Больше мне не удалось вытянуть из Рультабийля ни слова. Он прошел в гостиную, попросив меня одеться побыстрее.
Я познакомился с Робером Дарзаком, когда помогал ему в одном гражданском процессе, будучи секретарем мэтра Барбе-Делатура. Сорокалетний профессор физики в Сорбонне Робер Дарзак был близко связан с семейством Стейнджерсонов, поскольку после семи лет прилежных ухаживаний решил наконец жениться на мадемуазель Стейнджерсон – уже не юной (ей было лет тридцать пять), но замечательно красивой женщине.

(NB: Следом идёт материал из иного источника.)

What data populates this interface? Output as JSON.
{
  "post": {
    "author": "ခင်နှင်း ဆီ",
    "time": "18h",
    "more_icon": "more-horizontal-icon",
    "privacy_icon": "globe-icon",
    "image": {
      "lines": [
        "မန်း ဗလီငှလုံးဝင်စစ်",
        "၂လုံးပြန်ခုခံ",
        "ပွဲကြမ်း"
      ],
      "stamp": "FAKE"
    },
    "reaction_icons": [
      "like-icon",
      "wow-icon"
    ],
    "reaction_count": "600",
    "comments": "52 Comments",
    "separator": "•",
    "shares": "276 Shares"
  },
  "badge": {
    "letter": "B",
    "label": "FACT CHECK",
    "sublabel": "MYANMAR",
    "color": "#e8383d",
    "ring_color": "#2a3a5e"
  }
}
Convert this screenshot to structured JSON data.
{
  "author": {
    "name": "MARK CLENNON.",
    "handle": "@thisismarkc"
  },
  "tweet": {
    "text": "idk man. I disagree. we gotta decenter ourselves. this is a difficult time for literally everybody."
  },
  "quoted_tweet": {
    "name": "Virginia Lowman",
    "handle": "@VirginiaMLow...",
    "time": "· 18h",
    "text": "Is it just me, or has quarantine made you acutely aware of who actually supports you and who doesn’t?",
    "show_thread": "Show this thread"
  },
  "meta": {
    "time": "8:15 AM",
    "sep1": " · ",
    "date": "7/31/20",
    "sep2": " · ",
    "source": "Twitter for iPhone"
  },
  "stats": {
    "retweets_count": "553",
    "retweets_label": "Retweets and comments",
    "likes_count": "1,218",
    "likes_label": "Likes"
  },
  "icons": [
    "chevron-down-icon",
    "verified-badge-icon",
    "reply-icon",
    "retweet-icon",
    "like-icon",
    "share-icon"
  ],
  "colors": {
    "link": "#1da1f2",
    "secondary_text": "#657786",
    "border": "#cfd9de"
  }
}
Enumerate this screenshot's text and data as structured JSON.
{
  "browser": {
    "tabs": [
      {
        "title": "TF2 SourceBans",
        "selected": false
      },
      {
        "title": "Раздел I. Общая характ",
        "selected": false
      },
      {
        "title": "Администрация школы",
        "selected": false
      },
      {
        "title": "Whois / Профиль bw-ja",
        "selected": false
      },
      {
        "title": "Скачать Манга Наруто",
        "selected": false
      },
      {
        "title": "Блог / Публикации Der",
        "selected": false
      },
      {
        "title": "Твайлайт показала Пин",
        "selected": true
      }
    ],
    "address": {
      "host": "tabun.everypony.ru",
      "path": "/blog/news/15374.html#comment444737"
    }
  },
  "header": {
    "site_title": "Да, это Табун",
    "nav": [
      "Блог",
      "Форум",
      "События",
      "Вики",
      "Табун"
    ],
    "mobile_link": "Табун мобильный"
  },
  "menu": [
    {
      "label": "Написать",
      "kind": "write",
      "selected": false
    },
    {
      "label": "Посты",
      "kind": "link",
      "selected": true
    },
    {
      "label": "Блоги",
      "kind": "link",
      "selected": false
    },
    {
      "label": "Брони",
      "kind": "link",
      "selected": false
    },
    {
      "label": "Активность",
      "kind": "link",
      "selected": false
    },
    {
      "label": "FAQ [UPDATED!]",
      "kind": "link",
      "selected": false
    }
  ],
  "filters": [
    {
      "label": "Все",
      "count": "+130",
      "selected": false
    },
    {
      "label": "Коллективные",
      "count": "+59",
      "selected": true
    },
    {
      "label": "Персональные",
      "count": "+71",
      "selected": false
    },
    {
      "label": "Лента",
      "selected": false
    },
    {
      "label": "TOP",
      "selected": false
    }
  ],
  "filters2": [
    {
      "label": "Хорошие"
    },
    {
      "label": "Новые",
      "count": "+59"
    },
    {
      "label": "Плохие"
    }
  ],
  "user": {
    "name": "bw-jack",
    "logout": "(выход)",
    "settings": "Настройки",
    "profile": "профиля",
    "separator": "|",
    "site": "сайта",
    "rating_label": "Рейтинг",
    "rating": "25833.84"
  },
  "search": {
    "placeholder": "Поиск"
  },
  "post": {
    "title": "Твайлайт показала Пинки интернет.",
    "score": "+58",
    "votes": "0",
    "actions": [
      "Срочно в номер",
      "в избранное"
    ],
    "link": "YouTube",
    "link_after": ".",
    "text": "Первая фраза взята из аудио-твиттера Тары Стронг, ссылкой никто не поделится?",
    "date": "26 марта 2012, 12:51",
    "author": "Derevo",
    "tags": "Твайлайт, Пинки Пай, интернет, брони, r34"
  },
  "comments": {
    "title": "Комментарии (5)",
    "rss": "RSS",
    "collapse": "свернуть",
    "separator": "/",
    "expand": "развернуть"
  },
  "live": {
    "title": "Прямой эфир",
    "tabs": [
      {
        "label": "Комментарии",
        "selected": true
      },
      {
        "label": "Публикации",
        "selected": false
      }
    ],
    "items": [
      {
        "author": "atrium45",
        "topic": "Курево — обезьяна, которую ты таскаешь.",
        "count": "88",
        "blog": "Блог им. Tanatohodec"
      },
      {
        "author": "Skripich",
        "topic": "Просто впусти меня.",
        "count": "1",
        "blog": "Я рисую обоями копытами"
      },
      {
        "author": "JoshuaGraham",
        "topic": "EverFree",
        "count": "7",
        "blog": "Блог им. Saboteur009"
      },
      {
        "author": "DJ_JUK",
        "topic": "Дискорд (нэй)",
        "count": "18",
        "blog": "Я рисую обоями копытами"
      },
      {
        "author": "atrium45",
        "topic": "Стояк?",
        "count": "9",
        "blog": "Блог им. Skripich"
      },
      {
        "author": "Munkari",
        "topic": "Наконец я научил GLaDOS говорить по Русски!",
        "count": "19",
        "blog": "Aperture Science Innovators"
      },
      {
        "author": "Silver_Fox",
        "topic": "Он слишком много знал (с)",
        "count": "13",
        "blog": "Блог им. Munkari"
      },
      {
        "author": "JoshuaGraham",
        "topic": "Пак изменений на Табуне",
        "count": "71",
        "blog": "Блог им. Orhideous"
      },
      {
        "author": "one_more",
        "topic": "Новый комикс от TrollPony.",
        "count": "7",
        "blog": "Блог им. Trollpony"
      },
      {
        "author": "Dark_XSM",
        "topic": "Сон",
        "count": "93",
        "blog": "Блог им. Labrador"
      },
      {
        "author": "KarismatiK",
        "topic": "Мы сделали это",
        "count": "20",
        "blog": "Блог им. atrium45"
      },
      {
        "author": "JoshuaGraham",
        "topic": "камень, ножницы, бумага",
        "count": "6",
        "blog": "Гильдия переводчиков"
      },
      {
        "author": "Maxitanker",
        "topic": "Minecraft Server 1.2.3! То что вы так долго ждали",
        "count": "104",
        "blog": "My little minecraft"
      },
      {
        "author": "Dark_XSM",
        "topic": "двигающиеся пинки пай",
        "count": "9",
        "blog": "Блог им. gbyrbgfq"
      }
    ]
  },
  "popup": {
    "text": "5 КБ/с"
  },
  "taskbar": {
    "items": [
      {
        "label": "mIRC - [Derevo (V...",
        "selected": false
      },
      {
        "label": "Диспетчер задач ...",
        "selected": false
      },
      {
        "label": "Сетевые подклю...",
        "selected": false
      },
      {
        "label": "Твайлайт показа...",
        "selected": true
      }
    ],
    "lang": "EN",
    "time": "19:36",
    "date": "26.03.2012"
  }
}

Одеваясь, я крикнул Рультабийлю, с нетерпением дожидавшемуся меня в гостиной:
– У вас уже сложилось мнение об общественном положении убийцы?
– Да, мне кажется, что он если не человек света, то, во всяком случае, занимает в обществе не самое низкое положение. Но это лишь догадки.
– А почему вы так думаете?
– Об этом говорят засаленный берет, простой платок, следы грубых башмаков, – ответил молодой человек.
– Понимаю: такое количество улик оставляют только затем, чтобы создать ощущение их истинности!
– Из вас выйдет толк, дорогой Сенклер, – заключил Рультабийль.